I tramped around the small clearing, looking for another way out, a way to get me to the other side of the boulders. There were two other pathways, but they were even narrower than the one I’d come in on, more overgrown, too. I stepped gingerly down the larger one. If I had been worried about snakes before, it was nothing compared to my thoughts about that path. The grass was up to my knees at points, and there were things moving and rustling around me. I thought I saw something in the rocks near my hands, something slithering away. Loudly buzzing flies were hovering around my head, too, being drawn to my sweat. I kept walking until that path turned into a dead end of rock and I had to turn back. I tried the second, smaller pathway, but that soon became too narrow.

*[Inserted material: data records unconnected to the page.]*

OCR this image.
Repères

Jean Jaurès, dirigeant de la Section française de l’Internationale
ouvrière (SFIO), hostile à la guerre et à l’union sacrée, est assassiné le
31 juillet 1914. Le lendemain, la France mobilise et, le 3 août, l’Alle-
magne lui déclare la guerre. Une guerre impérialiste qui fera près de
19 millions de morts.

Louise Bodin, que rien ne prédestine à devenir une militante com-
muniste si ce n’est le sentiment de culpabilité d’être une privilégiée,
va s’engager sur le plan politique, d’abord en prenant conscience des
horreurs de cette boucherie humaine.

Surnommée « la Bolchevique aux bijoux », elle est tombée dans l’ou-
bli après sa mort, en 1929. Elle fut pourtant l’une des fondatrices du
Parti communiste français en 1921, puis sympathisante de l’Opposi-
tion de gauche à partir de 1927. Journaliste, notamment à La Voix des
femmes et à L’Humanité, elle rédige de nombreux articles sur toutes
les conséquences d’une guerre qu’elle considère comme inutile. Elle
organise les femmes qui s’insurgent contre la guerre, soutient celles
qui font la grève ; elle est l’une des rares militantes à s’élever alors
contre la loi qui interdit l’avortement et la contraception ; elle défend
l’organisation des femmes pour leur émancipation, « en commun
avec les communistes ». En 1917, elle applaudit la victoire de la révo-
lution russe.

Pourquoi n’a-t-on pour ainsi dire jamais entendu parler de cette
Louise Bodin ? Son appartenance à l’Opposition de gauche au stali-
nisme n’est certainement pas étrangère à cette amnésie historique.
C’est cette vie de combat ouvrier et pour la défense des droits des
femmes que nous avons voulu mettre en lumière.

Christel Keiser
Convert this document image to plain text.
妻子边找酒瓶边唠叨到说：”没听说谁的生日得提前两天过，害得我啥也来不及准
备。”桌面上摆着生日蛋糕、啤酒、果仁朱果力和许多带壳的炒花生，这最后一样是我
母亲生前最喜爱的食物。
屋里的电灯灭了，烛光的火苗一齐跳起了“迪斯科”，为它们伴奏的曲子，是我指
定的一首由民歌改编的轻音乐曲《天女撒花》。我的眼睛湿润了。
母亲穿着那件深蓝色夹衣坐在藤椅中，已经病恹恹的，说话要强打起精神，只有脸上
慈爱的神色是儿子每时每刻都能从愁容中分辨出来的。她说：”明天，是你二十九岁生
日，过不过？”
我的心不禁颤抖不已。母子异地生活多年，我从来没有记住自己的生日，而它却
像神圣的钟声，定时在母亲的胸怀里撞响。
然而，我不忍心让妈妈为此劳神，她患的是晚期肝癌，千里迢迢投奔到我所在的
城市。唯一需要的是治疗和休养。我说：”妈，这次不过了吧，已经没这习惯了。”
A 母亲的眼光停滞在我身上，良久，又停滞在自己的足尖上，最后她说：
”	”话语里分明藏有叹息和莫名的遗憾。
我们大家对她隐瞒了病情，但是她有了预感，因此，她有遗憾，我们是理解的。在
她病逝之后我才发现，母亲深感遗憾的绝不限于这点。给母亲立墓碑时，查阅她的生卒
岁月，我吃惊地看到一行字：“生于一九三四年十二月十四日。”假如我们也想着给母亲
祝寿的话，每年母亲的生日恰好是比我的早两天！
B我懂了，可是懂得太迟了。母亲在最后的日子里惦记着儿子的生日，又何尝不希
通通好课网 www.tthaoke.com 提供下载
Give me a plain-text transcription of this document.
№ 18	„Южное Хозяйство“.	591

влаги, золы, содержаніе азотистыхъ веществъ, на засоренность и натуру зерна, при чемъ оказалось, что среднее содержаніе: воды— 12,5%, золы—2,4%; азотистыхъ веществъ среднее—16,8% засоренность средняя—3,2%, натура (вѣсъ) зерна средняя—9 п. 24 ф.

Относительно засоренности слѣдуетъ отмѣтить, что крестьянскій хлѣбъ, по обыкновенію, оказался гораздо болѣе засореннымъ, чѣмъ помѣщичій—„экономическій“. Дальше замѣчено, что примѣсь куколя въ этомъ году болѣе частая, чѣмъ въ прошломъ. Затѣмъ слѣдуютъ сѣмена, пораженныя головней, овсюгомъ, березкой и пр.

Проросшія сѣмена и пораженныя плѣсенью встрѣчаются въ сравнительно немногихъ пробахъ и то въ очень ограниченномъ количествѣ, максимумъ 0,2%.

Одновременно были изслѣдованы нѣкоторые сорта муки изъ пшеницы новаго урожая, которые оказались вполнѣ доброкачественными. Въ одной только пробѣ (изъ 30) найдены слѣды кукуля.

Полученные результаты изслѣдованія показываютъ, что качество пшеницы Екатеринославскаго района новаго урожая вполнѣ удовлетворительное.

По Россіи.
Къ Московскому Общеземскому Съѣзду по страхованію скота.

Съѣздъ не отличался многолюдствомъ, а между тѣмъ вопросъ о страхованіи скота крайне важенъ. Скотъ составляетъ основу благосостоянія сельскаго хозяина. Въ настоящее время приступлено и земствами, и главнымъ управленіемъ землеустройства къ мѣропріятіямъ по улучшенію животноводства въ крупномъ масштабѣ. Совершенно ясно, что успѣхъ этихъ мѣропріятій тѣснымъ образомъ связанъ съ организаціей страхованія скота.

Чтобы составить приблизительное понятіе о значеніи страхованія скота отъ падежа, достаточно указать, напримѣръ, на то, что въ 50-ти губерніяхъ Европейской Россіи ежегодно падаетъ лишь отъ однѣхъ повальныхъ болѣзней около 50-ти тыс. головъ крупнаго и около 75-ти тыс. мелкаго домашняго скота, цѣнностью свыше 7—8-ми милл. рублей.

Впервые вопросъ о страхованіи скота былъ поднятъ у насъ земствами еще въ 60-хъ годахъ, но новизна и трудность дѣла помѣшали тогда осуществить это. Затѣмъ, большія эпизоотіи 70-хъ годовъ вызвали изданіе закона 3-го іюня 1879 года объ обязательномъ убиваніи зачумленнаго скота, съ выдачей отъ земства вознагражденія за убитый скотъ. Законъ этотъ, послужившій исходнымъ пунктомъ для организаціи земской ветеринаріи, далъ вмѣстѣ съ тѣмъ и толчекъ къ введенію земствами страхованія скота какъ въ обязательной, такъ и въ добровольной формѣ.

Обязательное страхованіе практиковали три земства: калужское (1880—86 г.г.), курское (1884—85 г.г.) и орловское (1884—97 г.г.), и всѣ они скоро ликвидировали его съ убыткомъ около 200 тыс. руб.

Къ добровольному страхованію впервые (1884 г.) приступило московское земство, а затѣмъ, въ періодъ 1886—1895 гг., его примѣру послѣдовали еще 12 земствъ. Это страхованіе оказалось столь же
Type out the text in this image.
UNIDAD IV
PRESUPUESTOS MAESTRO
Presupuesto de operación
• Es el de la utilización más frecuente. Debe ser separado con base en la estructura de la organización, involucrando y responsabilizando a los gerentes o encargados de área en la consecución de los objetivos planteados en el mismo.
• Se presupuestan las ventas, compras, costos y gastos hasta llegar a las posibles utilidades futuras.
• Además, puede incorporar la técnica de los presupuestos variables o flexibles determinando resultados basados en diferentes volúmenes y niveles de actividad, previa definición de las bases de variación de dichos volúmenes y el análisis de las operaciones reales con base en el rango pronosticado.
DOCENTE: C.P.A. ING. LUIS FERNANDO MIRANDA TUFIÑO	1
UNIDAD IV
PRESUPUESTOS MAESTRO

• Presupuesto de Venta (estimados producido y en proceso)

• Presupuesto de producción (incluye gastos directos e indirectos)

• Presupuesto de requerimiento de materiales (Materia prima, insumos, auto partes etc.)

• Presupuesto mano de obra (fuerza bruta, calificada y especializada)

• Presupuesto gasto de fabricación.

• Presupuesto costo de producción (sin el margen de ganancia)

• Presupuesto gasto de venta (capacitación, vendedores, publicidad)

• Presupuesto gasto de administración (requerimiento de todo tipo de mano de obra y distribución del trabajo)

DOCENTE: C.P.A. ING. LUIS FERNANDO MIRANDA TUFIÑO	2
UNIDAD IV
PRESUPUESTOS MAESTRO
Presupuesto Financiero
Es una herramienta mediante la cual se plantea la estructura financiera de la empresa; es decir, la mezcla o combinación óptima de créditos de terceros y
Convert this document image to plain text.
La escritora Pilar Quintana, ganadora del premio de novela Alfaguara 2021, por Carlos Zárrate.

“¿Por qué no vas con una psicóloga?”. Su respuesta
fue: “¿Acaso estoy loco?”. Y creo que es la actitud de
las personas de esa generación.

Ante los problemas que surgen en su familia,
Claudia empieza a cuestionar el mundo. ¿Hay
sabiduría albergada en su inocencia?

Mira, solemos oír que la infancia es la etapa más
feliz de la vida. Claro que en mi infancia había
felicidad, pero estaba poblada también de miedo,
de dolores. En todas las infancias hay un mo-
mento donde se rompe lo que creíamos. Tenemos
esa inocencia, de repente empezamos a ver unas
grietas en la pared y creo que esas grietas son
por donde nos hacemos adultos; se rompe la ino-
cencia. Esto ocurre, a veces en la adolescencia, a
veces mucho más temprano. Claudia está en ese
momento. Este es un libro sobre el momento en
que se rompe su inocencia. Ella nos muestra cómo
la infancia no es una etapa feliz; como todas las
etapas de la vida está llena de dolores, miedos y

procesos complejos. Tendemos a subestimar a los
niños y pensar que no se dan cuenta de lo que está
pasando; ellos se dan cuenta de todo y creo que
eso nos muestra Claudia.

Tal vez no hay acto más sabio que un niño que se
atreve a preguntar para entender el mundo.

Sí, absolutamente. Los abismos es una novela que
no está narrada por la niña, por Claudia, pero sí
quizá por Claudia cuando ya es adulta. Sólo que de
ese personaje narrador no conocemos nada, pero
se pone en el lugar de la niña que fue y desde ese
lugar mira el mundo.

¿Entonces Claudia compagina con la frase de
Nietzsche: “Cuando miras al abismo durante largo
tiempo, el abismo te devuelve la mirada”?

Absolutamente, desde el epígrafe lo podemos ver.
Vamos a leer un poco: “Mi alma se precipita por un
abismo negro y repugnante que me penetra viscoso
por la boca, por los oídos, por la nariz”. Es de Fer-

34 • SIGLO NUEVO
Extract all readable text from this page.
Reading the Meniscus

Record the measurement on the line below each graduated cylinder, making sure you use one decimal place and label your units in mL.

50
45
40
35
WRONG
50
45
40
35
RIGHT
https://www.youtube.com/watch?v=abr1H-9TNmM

I went back to the main clearing, but the other paths out of that were no better, either. I just got more lost, tangled up in the maze of the Separates. I don’t know how long I spent trying to get out. It was hard to keep an idea of time in that place. It felt like forever. But one thing I did know, you hadn’t followed me. Not yet. I clung desperately to the hope that you thought I’d run somewhere else. I tried another, smaller path, squeezing myself flat to fit between the rocks. But when I came back to the main clearing yet again, I realized I was going around in circles.

That’s when I finally woke up and had my idea.